Diabetes already took Saanich resident Bob Gilbert’s right leg. Now it’s threatening to leave the 60-year-old with no legs.
On his red electric scooter, often carrying bags of empties, Gilbert is a common sight in the Quadra-Cedar Hill neighbourhood.
An ex-stockbroker and floor trader of 20 years in the Vancouver Stock Exchange, Gilbert now shares a two-bedroom apartment with another couple across the road from Rutledge Park. Diabetes forced him to have his right leg amputated from below the knee eight years ago, an affliction the result of poor decisions in his past life.
Despite a nagging diabetic ulcer on his toe, the type doctors like to amputate, the community has rallied to give Gilbert new hope.
Gilbert’s retained his left leg through consistent treatments in a hyperbaric chamber but he’s in desperate need of more, he said. His wealth, or what was left of it, is gone. A self-made millionaire by 25, broke, then a millionaire again by 30, Gilbert spent his last dollars at the HOC Hyperbaric Care Centre in Victoria, which is no longer in operation.
“I was a regular, I had extensive treatments there, spent all my money saving my life,” Gilbert said. “I even volunteered there.”
There are no hyperbaric treatments offered locally through the provincial health care system, though Health Canada does recognize hyperbaric oxygen treatment for its enhancement of healing for wounds such as diabetic foot ulcers.
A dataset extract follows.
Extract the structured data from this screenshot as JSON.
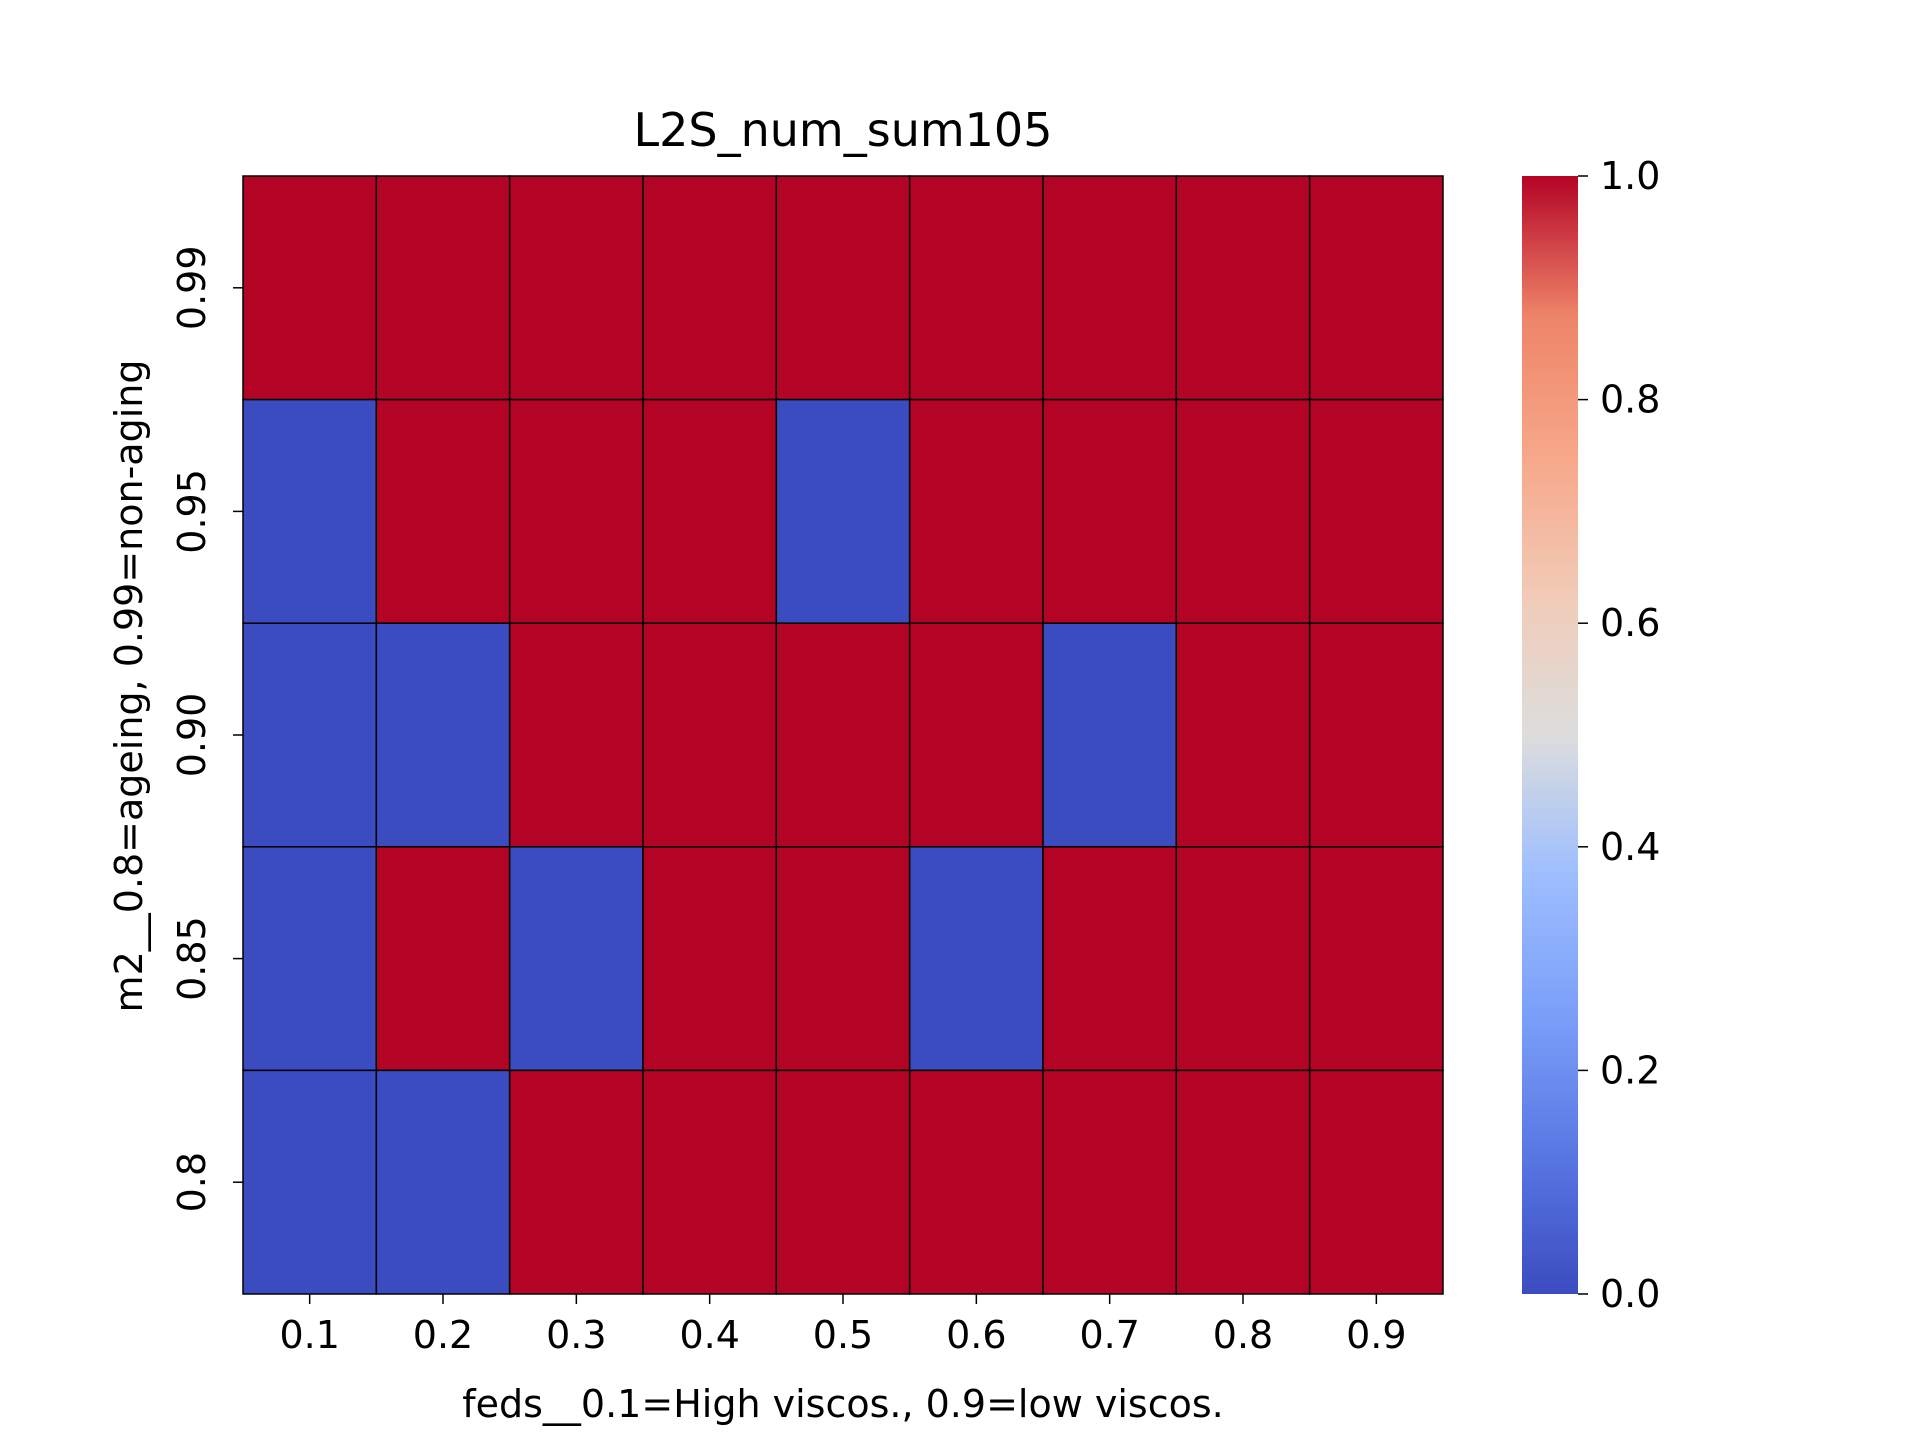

“[With hyperbaric treatment] I’ve managed for eight years to keep infection out of my left leg,” Gilbert said. “I’ve had this ulcer [in my toe] for the last two years. I had hyperbaric treatment last summer, it went away but [without treatments since] it’s come back again.”
The nearest clinic on Vancouver Island is now the Oceanside Hyperbaric lab in Parksville, which charges $100 per hour ($150 less for double occupancy). He did manage to get some treatments in 2016.
However, thanks to a fundraising campaign started at the Roundhouse coffee shop at the corner of Inverness and Cloverdale (next door to his building), Gilbert is hoping to start a new round of therapy and save his foot.
Knowing Gilbert’s humble disposition, Roundhouse owner Kelly Miller-Gerlach conspired with a group of Saturday morning regulars known as “the dog walkers” to surprise Gilbert with a Gofundme Page, Save Bob’s Leg. They even ‘tricked’ Gilbert to get a photo of him.
“[Gilbert] knows them all, and we thought, what the hell, let’s do a Gofundme Page,” Miller-Gerlach said.
“It makes me feel like I’m living in a small town again,” Gilbert said. “Living in the city is anonymous, but in this community, this is the hub. You get to know people and it feels good, like a small town.”
Gilbert even has his first two sessions booked for this week, and is grateful for the chance to retain his foot.
“Doctors wanted to take some pieces off my foot again, and I know what happens,” Gilbert said. “It starts with the toe. I’ve already lost a little toe, but it starts with the big toe, then the other toe has to compensate, it takes the weight and soon it gets infected and then they want to take your foot off.
“[Last year] I disagreed, I cured it, and I showed them. I got [the wound] to the point where it closed over.”
The problems started from a lack of care with his body, Gilbert said. Along with being a successful stockbroker came the trappings.
“I got involved with booze and drugs, I screwed up my life and my body. It was easy to do. You’re off at 1 p.m. in the afternoon and you’re in the bar. You have money, you’re young, you get the girls, and it’s just partying.
“All this was fun but I’m certainly a lot happier. I’ve done what I want to do in life, I’ve got no pressure, I have a good place to live, I’ve got enough to eat, I’ve got some good friends and I’m my own boss, [collecting empty bottles and cans ] when I want.”
Donations of empties are accepted at the Queens Avenue Bottle Depot under the account Bottles for Bob (624).